Closed-form Solutions to Robust and Optimal Control Problems of Second-Order Systems

Abstract

This thesis presents a unified, structure-preserving framework for the optimal and robust control of second-order dynamical systems. Traditional numerical approaches to solving continuous-time algebraic Riccati equations (CAREs), computing coprime factorizations, and synthesizing robust controllers often lose physical insight and become computationally expensive for large-size systems. To overcome these challenges, we develop closed-form solutions and expressions for various control problems that offer high accuracy, scalability, and insight. We begin by proposing novel closed-form stabilizing and destabilizing solutions to the CARE for second-order systems, explicitly in terms of the physically insightful and structurally significant second-order system matrices. They outperform standard solvers in both speed and accuracy, especially for large-size systems. We show that engineering problems, such as the optimal control of vibrating structures, can be addressed more simply and efficiently using our solution. Moreover, this foundation enables closed-form solutions to linear time-varying (LTV) optimal control problems via decomposition into linear time-invariant (LTI) sub-problems. Next, by deriving the closed-form solution to the filtering Riccati equation, we obtain closed-form coprime factorizations for second-order systems.

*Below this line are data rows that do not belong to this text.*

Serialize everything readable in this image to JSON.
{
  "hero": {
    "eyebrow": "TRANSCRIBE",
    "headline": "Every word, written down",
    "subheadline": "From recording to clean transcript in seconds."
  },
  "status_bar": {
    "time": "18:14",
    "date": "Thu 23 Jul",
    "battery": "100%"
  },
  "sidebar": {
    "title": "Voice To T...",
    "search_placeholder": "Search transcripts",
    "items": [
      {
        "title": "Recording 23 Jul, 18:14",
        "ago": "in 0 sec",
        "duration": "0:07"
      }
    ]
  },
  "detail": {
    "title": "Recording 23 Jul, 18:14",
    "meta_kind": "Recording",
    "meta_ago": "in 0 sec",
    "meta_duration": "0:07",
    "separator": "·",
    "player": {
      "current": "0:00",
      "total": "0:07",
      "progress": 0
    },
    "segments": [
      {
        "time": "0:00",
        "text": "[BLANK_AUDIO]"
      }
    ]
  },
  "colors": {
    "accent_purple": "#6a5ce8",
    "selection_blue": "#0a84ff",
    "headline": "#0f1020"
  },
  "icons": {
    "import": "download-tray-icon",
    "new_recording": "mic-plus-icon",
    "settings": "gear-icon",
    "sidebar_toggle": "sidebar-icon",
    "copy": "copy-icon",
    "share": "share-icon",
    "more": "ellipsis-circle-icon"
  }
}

These are especially valuable when frequent recomputation is needed, as in reconfigurable system scenarios. Demonstrations include a coprime factor-based Youla-Kucera controller for satellite networks and mechanical systems, showing robust and high-performance behavior. Finally, we present closed-form and simplified robust control tools for undamped second-order systems. These include explicit expressions for robustness quantification and robust controller design in the presence of parametric uncertainties. Collectively, these contributions provide scalable, real-time implementable, and physically interpretable tools for the control of second-order dynamical systems.